How to improve SAP Raid performance
SAP R3 (SAP) is one of the most popular integrated software systems. However, the suite has proven to be a large, complicated application requiring considerable configuration and programming expertise. System administration of a SAP installation is similarly complex, requiring knowledge of the underlying database, experience in managing large servers with multiple gigabytes or terabytes of disk storage, and new methods for protecting critical data.
SAP environments consist of several key components, including applications, host computer and operating system, databases, and I/O subsystems. This article examines database issues and I/O subsystem configurations using RAID to optimize performance and data protection.

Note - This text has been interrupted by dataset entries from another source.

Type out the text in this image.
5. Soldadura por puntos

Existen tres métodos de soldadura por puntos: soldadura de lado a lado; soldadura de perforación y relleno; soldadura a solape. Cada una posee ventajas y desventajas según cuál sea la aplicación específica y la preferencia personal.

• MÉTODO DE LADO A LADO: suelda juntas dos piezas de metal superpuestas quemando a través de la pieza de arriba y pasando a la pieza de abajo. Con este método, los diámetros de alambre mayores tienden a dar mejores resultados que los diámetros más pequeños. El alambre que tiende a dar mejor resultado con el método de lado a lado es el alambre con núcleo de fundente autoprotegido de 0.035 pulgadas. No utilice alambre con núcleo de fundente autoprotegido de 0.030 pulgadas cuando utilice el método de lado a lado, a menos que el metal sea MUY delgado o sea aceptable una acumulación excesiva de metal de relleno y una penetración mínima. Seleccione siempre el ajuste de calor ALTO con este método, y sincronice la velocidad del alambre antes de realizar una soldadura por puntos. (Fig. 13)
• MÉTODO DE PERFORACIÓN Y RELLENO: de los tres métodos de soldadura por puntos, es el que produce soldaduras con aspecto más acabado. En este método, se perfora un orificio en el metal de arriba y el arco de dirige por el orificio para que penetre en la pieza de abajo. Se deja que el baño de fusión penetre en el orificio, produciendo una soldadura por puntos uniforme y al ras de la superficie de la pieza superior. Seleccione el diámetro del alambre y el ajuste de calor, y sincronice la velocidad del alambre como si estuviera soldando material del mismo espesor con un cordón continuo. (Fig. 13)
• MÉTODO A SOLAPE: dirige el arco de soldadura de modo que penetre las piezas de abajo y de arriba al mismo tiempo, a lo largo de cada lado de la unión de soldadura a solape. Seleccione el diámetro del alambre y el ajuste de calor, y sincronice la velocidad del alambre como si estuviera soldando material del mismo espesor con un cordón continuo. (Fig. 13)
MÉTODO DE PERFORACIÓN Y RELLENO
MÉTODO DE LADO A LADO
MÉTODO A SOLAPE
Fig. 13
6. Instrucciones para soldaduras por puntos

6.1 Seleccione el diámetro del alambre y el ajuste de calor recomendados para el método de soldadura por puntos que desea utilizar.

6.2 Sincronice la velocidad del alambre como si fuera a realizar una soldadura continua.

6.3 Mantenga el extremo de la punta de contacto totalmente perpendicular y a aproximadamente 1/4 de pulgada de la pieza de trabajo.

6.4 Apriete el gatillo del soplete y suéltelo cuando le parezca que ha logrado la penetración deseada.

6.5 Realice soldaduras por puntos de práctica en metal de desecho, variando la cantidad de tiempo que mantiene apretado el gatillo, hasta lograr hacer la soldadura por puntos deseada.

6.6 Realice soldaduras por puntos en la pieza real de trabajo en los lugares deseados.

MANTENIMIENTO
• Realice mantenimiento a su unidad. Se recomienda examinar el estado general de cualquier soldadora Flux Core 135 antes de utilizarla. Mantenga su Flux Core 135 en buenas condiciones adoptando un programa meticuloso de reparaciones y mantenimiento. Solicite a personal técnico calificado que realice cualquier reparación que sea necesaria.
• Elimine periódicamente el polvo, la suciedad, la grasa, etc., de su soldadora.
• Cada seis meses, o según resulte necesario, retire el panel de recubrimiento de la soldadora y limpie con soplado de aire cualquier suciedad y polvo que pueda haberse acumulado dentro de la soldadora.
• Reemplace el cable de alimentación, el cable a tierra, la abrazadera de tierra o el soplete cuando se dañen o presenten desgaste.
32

At the heart of a SAP system is an underlying database--either Oracle or Informix. The principles are similar, but this article uses Oracle for all examples. Oracle 7.x requires the use of 4GB file systems or raw devices. Thus, for a 1TB subsystem, there would be 250 4GB partitions. Many SAP installations are between 100GB to 600GB, requiring 25 to 150 partitions. Arrangement of these partitions is one of the most important configuration steps for a successful SAP implementation.

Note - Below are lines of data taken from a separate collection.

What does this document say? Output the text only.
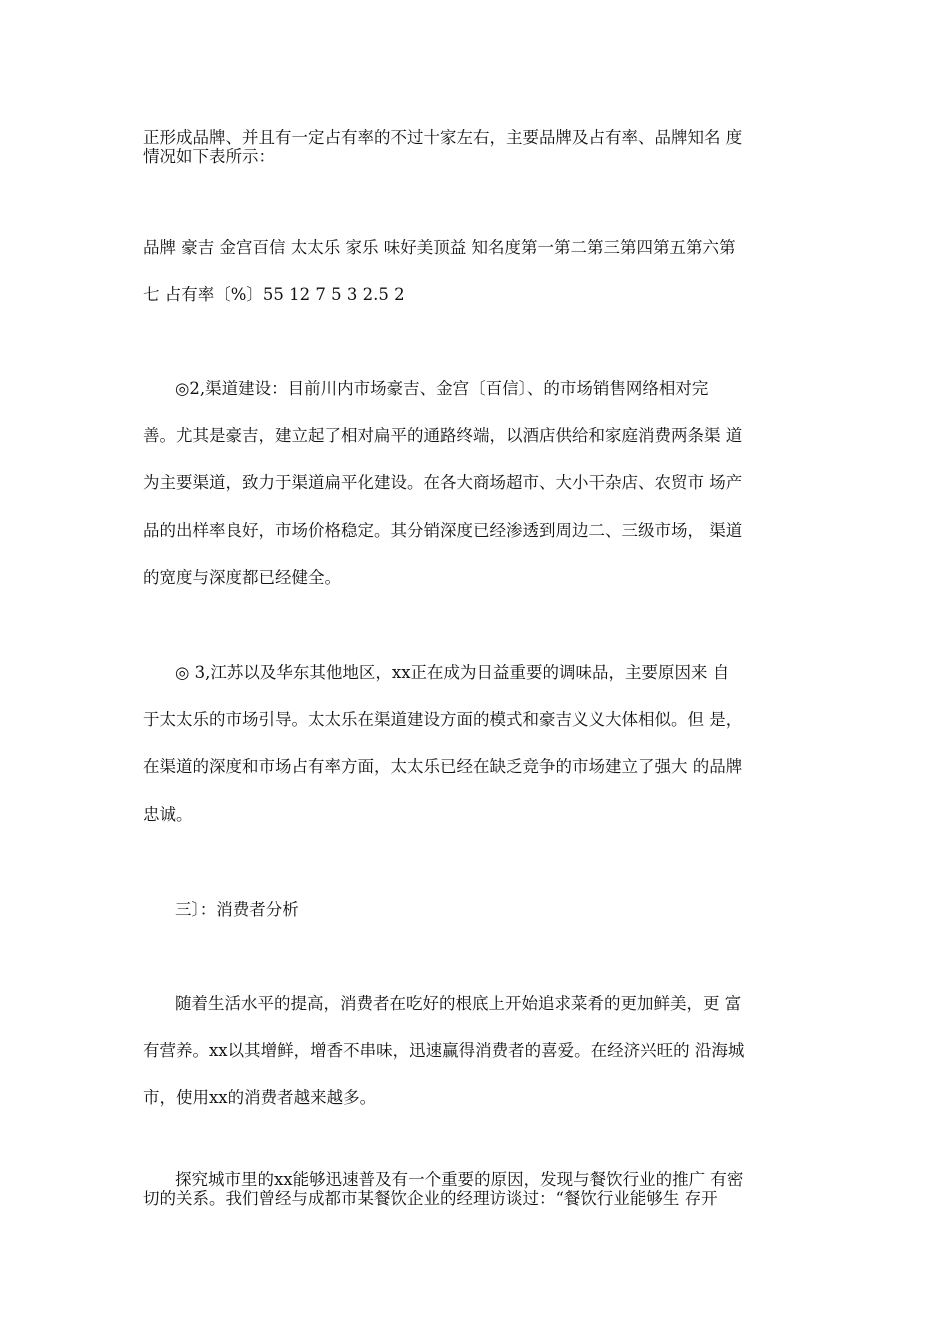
正形成品牌、并且有一定占有率的不过十家左右，主要品牌及占有率、品牌知名 度
情况如下表所示：
品牌 豪吉 金宫百信 太太乐 家乐 味好美顶益 知名度第一第二第三第四第五第六第
七 占有率〔%〕55 12 7 5 3 2.5 2
◎2,渠道建设：目前川内市场豪吉、金宫〔百信〕、的市场销售网络相对完
善。尤其是豪吉，建立起了相对扁平的通路终端，以酒店供给和家庭消费两条渠 道
为主要渠道，致力于渠道扁平化建设。在各大商场超市、大小干杂店、农贸市 场产
品的出样率良好，市场价格稳定。其分销深度已经渗透到周边二、三级市场， 渠道
的宽度与深度都已经健全。
◎ 3,江苏以及华东其他地区，xx正在成为日益重要的调味品，主要原因来 自
于太太乐的市场引导。太太乐在渠道建设方面的模式和豪吉义义大体相似。但 是，
在渠道的深度和市场占有率方面，太太乐已经在缺乏竞争的市场建立了强大 的品牌
忠诚。
三〕：消费者分析
随着生活水平的提高，消费者在吃好的根底上开始追求菜肴的更加鲜美，更 富
有营养。xx以其增鲜，增香不串味，迅速赢得消费者的喜爱。在经济兴旺的 沿海城
市，使用xx的消费者越来越多。
探究城市里的xx能够迅速普及有一个重要的原因，发现与餐饮行业的推广 有密
切的关系。我们曾经与成都市某餐饮企业的经理访谈过：“餐饮行业能够生 存开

SAP employs a naming convention for identifying data tables and index tables. For instance, the tablespaces PSAPSTABD and PSAPSTABI indicate that they are a data tablespace and an index tablespace, respectively (the "D" and the "I" identify the function).
Data tablespaces and index tablespaces should be separated as much as possible to reduce I/O contention at the disk and I/O channel level. At a minimum, they should be located on separate logical unit numbers (LUNs) or disks. The optimum I/O model places these two tablespaces on separate RAID array modules and I/O channels.
Which RAID level?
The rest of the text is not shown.